Know it All
We have all had the experience of working with a “know it all.” The person in the office that thinks they have all the answers. They act like they are never wrong and constantly demonstrate how smart they are. This trait typically reveals insecurity or narcissism or some combination of the two.
As a leader, you have to assess the impact that this employee is having on co-workers. Employees who are reticent to share their ideas and insights will shut down in the presence of a know it all. This is detrimental to idea generation and knowledge flow and it creates a demoralizing environment. The know it all will dictate and drive situations.
This situation becomes difficult to manage when the know it all employee is talented and brings value to the company. You can try to work with them by doing such things as acknowledging their view and suggesting alternative facts and realities that challenge it, and encouraging others to weigh in.
Yet, it may come to a decision: you will have to weigh the benefits that this employee brings against the morale and culture of your company.
Rumors in the Workplace
People who spread rumors in the workplace, do so because they want to feel important – they are “in the know” about something.
Knowledge is power, so those with the least amount of power are the ones that start rumors.
Rumors are harmful. They make the victims feel uncomfortable and betrayed, which can lead to isolation and declining commitment to the company. They can result in cliques of employees and power struggles. The result is a negative impact to company culture.
While you can’t totally prevent this behavior, there are some things you can do to set the right atmosphere.

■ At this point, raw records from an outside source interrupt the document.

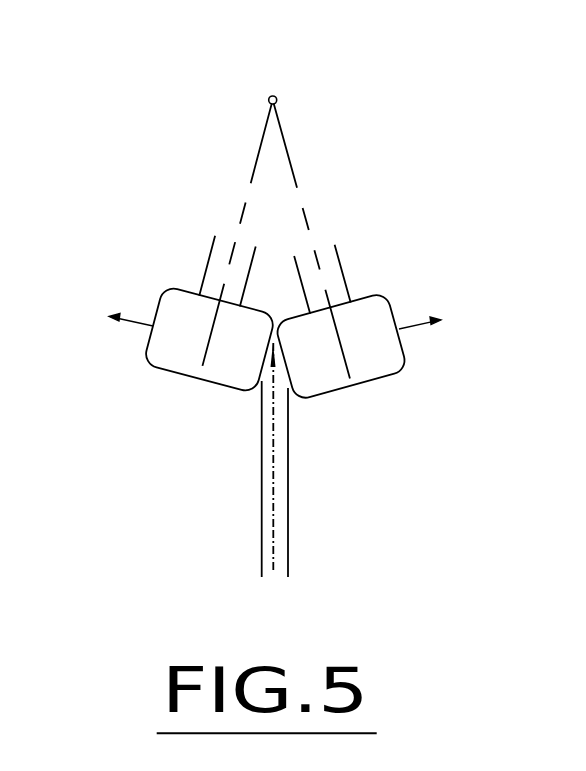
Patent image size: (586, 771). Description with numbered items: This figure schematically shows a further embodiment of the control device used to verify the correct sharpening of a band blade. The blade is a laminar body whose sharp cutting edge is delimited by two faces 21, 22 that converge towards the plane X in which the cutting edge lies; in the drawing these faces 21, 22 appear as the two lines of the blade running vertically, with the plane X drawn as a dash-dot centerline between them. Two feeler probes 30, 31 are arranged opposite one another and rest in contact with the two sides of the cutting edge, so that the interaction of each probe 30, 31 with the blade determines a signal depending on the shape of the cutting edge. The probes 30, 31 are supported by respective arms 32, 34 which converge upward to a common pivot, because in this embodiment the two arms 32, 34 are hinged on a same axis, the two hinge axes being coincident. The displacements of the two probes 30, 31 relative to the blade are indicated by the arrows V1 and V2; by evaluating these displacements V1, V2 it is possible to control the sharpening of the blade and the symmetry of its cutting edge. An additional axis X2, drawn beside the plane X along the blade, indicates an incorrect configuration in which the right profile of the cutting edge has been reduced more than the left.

The feeler probe 30 is at (153, 368).
The feeler probe 31 is at (373, 360).
The arm 32 is at (206, 265).
The arm 34 is at (337, 255).
The face 21 is at (261, 545).
The face 22 is at (288, 475).
The plane X is at (269, 522).
The axis X2 is at (285, 562).
The displacement of probe V1 is at (108, 314).
The displacement of probe V2 is at (445, 319).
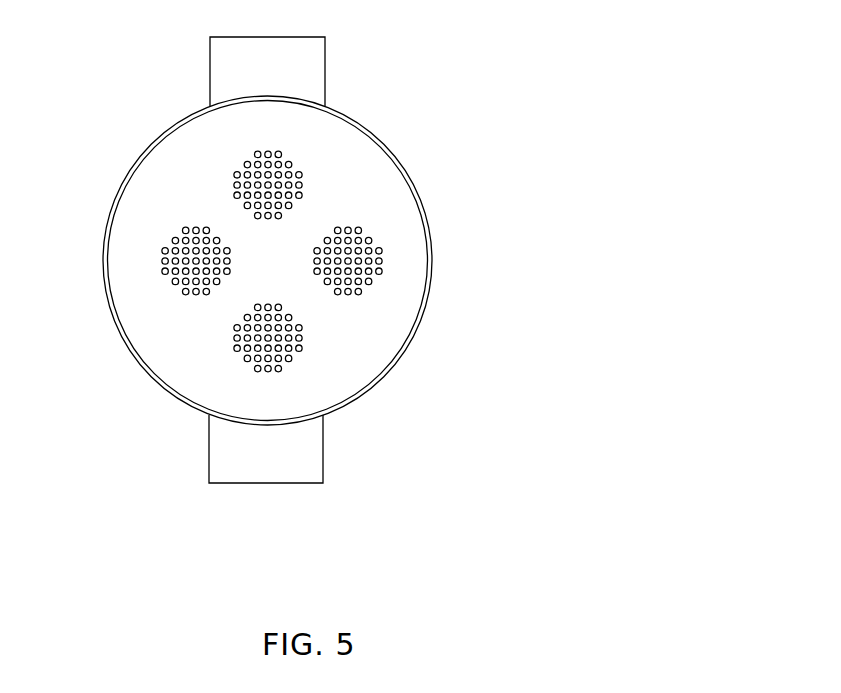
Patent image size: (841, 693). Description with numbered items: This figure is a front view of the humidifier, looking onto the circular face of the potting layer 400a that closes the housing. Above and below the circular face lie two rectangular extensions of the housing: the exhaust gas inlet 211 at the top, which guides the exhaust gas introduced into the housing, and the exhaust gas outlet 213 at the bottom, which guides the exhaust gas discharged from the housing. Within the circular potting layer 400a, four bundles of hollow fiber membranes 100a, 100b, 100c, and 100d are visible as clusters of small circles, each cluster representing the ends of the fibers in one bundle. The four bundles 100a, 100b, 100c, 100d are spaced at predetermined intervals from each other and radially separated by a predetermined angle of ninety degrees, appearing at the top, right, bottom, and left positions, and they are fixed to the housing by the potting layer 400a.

The exhaust gas inlet 211 is at (318, 77).
The exhaust gas outlet 213 is at (307, 452).
The potting layer 400a is at (383, 343).
The bundle of hollow fiber membranes 100a is at (273, 185).
The bundle of hollow fiber membranes 100b is at (368, 266).
The bundle of hollow fiber membranes 100c is at (238, 348).
The bundle of hollow fiber membranes 100d is at (167, 260).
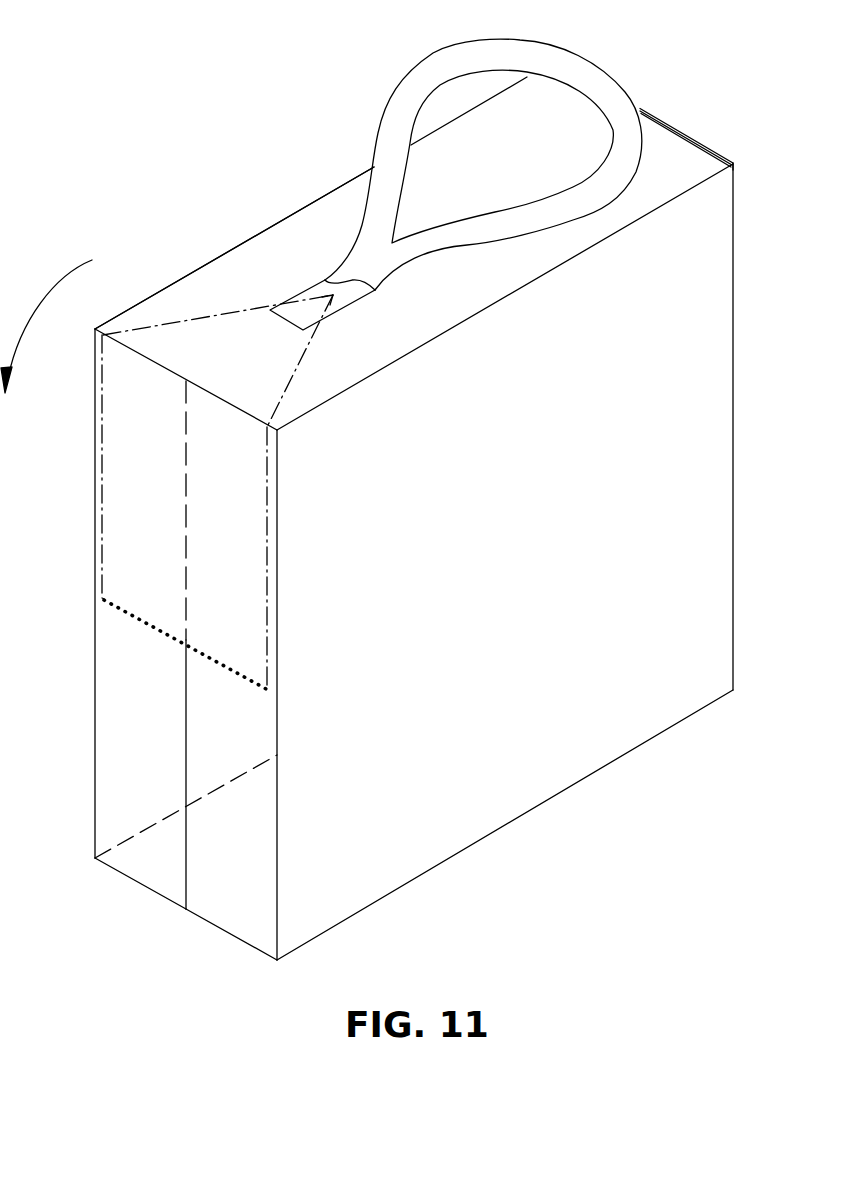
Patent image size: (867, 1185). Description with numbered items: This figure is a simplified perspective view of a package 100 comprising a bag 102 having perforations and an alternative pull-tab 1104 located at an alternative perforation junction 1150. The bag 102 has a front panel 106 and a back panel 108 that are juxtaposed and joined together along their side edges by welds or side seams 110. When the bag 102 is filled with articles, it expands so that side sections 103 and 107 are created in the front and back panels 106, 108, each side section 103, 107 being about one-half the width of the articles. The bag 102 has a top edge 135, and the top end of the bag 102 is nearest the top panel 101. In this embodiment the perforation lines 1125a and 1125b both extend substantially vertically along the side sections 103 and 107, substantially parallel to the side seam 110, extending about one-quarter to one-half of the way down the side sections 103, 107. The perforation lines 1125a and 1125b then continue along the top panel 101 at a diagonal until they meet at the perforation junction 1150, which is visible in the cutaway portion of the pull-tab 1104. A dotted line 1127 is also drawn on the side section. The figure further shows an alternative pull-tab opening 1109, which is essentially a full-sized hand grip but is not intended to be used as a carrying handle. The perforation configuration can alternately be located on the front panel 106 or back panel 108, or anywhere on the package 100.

The package 100 is at (257, 75).
The top panel 101 is at (355, 180).
The bag 102 is at (734, 430).
The side section 103 is at (228, 928).
The front panel 106 is at (622, 750).
The side section 107 is at (135, 873).
The back panel 108 is at (95, 780).
The side seam 110 is at (186, 748).
The top edge 135 is at (224, 400).
The pull-tab 1104 is at (345, 305).
The pull-tab opening 1109 is at (453, 98).
The perforation line 1125a is at (102, 462).
The perforation line 1125b is at (268, 551).
The perforation / tear line 1127 is at (155, 628).
The perforation junction 1150 is at (300, 310).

When people are aware of what is happening in a company, they don't need to guess as much and false statements are marginalized. Use newsletters, weekly meetings, or regular updates to let people know what's happening.
Establish a policy for dealing with rumors that includes how you'll deal with the people who engage in this behavior.
The more that people understand why the behavior is damaging, the more likely they'll be to monitor their own participation.
Remember, transparency and communication are the enemies of rumors.
Responding to Nasty Employee Emails
Eventually, it will happen to you: you are the recipient of a nasty email from a disgruntled employee. The email could be the result of a disagreement, a performance evaluation, or a personality conflict. Whatever the reason, your reply sends a signal to the employee and others, because the employee, whether sanctioned or not, might discuss your response with other employees; either in person or through social media.
Do NOT immediately respond and hit the “send” button. This is the worst thing you can do. Wait and calm the defensive feelings.
Then analyze. Reread the email. Ignore offensive language and get to the heart of what is bothering the employee. Be objective and empathize. Call them. Ask to meet and discuss. And then listen. Don’t allow yourself to engage in an argument. Express your respect for their opinion and then reiterate yours.
Finally, convey that while they have a right to disagree, they must do so in a respectful and professional manner. At the end of the day, it is probably how you handle the confrontation, rather than the issue itself, that will have a profound impact on your culture.
Drugs in the Workplace
Employees who are using drugs is probably one of the most sensitive and difficult challenges you could face. Small businesses may be particularly disadvantaged, according to the federal Occupational Safety and Health Administration, at handling workplace substance abuse. They typically lack the means to develop workplace programs, which OSHA suggests should include training and education.
The severity of the issue for small companies in large part depends on the type of business, for example, safety-sensitive environments like manufacturing or transportation.
There are potential warning signs if you suspect that an employee is abusing drugs or alcohol such as:
- mood changes,
- poor performance,
- altered appearance such as grooming, weight gain or loss, slurred speech, and
- problems with relationships.
Be careful, because each of these can be explained by many other factors. If you see a pattern and believe you have reason for concern, contact someone, such as a doctor or drug counselor. It is best not to confront your employee but approach as a concerned colleague.
OSHA does offer a number of free resources through its website to help small businesses develop substance-abuse programs.
Managing an Employee with a Personal Crisis
Workplace issues involving a serious personal crisis – particularly the illness or death of a loved one – present a situation that requires a balance between your role as friend or comforter and your role as the boss.
While all of us want to be supportive, you do have to remember that there is a business to run.
There are some things you can do to navigate through the crisis. Distinguish between your role as manager and friend. Opening the door for frequent conversations and counseling could get out of control. Suggest professional counseling, particularly if this is covered by your company’s health insurance.
Think about the impact of their situation on productivity and how to adjust work schedules. Develop a plan that includes more flexible hours, telecommuting, etc. But be sure to include milestones and timelines that need to be met. This not only helps the company, but it relieves stress on the employee. They know that they can get their work done and still do personal care.
Finally, checking in with the employee on a consistent basis helps them to know that you care.